Jpn Heart J. 1997 Mar;38(2):163-80. doi: 10.1536/ihj.38.163.
Duchenne's progressive muscular dystrophy (DMD) is a genetic muscle disorder that causes degeneration and atrophy of the systemic and cardiac muscle. The disease is manifested early in childhood, and most of patients die by age 20 years of respiratory failure or heart failure. The cardiac involvement in DMD is characterized pathologically by degeneration and fibrosis of the myocardium, centering around the posterolateral wall of the left ventricle. Functionally, an abnormal electrocardiogram, valve motion, wall thickness, and wall motion are observed. Furthermore, abnormalities in plasma levels of atrial natriuretic peptide and autonomic function are also demonstrated. In this review, the cardiac involvements in DMD in the following aspects are described: 1) Electrocardiogram; a) high-frequency notches on the QRS complexes, b) amplitude of QRS complexes, c) late potential, d) arrhythmias, e) heart rate variability, f) a 10-year follow-up study, 2) Echocardiographic findings, 3) Hemodynamic findings, 4) Atrial natriuretic peptide.

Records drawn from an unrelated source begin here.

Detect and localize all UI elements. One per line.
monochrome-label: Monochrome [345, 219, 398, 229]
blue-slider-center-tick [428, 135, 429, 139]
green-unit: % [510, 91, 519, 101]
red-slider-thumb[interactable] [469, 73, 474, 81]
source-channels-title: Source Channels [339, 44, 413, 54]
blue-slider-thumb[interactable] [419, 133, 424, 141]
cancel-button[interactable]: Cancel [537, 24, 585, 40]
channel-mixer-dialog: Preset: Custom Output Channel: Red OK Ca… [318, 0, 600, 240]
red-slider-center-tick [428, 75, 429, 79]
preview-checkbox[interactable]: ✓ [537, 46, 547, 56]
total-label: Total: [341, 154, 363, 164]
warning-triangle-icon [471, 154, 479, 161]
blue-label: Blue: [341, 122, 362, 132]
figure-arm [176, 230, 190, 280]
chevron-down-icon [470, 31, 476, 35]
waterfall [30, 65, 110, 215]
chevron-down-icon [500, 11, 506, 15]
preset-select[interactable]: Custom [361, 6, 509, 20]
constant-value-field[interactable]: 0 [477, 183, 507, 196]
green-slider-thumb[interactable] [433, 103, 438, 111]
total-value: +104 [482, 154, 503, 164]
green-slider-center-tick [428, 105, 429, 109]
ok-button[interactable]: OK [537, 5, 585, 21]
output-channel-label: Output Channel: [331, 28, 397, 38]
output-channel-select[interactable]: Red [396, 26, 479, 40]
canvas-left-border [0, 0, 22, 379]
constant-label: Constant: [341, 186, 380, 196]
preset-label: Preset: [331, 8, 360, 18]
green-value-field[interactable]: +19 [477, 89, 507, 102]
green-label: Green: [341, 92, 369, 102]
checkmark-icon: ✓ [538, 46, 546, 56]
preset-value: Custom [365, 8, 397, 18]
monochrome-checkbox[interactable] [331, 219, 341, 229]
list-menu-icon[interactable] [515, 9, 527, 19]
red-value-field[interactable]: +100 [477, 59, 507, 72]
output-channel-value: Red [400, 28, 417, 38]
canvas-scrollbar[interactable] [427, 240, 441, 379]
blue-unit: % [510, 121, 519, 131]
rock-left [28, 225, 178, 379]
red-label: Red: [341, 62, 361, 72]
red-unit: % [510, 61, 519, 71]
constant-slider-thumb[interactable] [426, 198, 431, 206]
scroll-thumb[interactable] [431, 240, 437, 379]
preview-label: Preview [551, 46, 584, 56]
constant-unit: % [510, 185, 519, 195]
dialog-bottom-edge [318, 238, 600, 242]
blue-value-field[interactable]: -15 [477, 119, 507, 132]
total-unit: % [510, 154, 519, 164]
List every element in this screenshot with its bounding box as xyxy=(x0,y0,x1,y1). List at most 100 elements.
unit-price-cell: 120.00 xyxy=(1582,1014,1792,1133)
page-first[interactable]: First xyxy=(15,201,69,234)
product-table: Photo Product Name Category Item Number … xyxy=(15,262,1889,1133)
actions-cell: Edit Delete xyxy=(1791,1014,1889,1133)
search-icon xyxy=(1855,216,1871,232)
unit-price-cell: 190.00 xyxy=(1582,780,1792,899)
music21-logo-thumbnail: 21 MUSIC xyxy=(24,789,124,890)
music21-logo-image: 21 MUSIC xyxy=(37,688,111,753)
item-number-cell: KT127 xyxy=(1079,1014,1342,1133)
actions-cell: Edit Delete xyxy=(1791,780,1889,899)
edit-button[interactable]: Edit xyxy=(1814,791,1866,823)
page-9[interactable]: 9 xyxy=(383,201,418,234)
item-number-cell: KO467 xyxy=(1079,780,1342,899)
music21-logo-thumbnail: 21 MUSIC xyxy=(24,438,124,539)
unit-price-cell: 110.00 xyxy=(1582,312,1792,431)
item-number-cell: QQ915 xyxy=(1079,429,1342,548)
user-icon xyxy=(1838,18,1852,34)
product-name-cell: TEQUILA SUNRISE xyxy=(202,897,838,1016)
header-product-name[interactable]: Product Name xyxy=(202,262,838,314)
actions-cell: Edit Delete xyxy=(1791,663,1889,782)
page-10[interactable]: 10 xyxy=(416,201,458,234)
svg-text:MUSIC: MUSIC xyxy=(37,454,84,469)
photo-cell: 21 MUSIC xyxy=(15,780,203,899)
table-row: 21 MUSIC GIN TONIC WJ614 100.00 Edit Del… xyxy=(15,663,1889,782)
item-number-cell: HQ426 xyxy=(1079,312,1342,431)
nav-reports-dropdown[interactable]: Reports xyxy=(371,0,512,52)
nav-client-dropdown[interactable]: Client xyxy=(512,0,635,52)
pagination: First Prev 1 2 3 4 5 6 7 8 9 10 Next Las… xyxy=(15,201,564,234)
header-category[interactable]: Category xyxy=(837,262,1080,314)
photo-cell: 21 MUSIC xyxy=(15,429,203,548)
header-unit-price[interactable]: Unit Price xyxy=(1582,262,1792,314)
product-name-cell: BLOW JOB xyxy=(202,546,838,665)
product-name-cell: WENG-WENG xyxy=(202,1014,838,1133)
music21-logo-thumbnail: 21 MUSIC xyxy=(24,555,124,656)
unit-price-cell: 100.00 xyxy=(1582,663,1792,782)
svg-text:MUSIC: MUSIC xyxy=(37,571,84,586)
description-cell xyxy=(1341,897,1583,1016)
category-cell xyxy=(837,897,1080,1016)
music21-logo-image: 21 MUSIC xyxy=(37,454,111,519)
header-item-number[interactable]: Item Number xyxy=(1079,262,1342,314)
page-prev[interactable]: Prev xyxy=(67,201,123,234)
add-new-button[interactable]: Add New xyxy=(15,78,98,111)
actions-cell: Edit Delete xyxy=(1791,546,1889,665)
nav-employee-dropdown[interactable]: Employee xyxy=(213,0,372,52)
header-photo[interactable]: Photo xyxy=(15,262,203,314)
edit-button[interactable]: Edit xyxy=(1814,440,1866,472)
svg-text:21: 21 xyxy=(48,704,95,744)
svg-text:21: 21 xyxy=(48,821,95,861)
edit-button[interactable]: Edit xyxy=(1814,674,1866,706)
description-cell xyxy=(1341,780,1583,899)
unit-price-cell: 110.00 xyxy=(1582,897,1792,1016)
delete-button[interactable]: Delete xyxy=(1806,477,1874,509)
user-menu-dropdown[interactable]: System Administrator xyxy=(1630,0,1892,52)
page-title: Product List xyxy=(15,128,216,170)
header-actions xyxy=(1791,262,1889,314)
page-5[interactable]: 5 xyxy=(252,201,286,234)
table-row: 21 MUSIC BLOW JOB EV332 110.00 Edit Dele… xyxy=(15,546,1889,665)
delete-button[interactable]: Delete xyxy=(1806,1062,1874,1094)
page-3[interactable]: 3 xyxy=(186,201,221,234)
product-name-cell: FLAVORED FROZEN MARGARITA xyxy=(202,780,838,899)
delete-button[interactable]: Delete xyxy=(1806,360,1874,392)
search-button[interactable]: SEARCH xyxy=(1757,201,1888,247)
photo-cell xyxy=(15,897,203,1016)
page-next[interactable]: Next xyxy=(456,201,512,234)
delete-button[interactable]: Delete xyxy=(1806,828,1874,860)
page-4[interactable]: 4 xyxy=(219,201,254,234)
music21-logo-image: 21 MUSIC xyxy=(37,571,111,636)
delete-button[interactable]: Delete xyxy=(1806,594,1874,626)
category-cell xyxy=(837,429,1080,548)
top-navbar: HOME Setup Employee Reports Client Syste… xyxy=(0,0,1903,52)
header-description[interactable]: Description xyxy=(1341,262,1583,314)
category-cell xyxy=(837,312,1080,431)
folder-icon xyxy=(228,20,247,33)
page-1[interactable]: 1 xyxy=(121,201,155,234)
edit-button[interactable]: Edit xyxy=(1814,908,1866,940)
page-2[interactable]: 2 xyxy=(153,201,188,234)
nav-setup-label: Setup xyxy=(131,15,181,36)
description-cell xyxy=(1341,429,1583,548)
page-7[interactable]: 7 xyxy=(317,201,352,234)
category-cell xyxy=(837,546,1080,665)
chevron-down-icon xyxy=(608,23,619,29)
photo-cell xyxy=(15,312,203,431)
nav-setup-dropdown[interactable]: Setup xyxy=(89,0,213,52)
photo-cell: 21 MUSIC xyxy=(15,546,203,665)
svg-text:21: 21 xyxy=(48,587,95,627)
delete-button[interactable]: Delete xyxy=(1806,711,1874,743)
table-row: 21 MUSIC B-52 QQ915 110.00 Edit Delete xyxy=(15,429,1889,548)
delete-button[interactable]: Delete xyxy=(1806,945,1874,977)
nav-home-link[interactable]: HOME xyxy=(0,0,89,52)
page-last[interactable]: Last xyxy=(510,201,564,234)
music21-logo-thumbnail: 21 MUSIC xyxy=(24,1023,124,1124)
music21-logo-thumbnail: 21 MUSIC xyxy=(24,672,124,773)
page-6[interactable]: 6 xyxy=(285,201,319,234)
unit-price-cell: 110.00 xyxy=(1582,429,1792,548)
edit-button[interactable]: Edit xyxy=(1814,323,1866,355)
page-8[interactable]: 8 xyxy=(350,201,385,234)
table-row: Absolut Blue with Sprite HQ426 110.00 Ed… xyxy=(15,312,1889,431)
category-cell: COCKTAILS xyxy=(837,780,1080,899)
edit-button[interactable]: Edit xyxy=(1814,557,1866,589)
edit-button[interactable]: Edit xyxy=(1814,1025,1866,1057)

杜兴氏进行性肌营养不良症(DMD)是一种遗传性肌肉疾病,会导致全身肌肉和心肌的退化与萎缩。该疾病在儿童早期就会显现,大多数患者在20岁时死于呼吸衰竭或心力衰竭。DMD患者的心脏受累在病理上表现为心肌退化和纤维化,以左心室后外侧壁为中心。在功能上,可观察到心电图、瓣膜运动、心室壁厚度和心室壁运动异常。此外,还证实了血浆心房利钠肽水平和自主神经功能异常。在本综述中,将从以下方面描述DMD患者的心脏受累情况:1)心电图;a)QRS波群上的高频切迹,b)QRS波群振幅,c)晚电位,d)心律失常,e)心率变异性,f)一项为期10年的随访研究,2)超声心动图检查结果,3)血流动力学检查结果,4)心房利钠肽。